The APIs related text enable searching, counting, exporting and extracting text in PDF documents. ZSTextPage_Load needs to be called in advance to retrieve text contents related to a specific PDF page before text processing is peformed. Here are some common APIs for text processing listed in Table 3.14. For a complete list of APIs, please refer to ZSTextPage.h.


Table 3.14

  API Name Description
1 ZSTextPage_Load Prepare the information of all characters in a page.
2 ZSTextPage_Release Release all resources allocated for a PDF text page handle.
3 ZSTextPage_NumChars Get a count of characters in a page. Generated characters, additional space and line breaks are also counted.
4 ZSTextSelection_GetChars Extract text from a selected area on a page.
5 ZSTextPage_ExportToFile Export text content in a page to a specific file handle.
6 ZSTextSearch_FindNext Search for text from the beginning of the document to the end.
7 ZSTextSearch_GetSelection Get a text selection handle from a text search when a match is found.
8 ZSTextLink_GetLink Get the URL hyperlink.
9 ZSTextLink_NumLinks Get a count of the text in URL format on a page.
10 ZSTextPage_SelectByRange Get a text selection handle by specific character range.
11 ZSTextPage_StartSearch Start a search for text in PDF document.

 


This is an example of how to do text search using APIs.

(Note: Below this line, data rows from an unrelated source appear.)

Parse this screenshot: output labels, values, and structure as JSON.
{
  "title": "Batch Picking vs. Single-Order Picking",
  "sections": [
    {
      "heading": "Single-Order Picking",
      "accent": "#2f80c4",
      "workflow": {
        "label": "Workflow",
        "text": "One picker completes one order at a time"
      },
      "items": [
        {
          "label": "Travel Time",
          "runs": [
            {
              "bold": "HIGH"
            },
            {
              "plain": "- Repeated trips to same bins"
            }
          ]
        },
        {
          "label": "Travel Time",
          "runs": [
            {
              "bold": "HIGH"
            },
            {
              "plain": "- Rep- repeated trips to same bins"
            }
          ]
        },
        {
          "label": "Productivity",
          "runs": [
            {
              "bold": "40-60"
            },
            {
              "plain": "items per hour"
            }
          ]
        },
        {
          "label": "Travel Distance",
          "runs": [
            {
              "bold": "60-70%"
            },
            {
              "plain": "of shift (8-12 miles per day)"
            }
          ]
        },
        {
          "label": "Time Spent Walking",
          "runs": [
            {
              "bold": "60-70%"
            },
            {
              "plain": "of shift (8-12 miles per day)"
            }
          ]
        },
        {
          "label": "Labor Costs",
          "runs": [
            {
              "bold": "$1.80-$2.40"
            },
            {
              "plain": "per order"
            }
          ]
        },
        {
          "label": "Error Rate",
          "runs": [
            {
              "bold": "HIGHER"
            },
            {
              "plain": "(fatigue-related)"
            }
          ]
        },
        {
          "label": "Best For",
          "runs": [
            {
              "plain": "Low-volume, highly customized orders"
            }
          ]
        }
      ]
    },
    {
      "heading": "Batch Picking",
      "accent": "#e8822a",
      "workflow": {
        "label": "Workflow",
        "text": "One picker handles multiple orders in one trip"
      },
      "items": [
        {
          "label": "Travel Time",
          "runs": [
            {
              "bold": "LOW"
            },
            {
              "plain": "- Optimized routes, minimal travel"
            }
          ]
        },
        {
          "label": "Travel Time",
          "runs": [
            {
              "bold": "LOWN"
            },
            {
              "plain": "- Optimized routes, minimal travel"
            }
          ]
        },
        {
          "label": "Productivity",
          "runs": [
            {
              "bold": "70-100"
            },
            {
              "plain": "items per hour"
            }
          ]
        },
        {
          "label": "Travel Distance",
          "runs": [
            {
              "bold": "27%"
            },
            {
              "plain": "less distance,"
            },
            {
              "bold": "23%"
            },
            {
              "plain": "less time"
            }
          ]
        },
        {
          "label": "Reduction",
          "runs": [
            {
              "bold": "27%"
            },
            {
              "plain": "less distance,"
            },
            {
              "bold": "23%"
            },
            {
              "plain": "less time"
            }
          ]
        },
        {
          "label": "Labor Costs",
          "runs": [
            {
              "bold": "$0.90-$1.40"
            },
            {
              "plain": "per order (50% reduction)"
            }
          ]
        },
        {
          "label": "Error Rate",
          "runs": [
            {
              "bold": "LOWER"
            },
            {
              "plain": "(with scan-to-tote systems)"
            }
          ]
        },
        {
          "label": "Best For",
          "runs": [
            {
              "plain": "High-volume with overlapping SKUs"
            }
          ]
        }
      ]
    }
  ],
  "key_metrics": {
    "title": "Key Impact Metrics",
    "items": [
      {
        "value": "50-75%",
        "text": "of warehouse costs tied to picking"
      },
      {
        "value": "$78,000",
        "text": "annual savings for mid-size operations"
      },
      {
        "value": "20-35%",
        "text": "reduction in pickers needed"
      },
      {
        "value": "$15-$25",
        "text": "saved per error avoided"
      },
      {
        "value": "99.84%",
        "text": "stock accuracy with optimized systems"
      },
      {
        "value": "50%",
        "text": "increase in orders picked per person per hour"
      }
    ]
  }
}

Example: Search a text pattern in a page

ZSTextPage textPage = NULL;

ret = ZSTextPage_Load(page, &textPage);

if (ZS_OK == ret)

{

ZSTextSearch textSearch = NULL;

ret = ZSTextPage_StartSearch(textPage, &searchPattern, 0, 0, &textSearch);

if (ZS_OK == ret)

{

ZSBool isMatch = ZS_TRUE;

ZSTextSearch_FindNext(textSearch, &isMatch);

}

}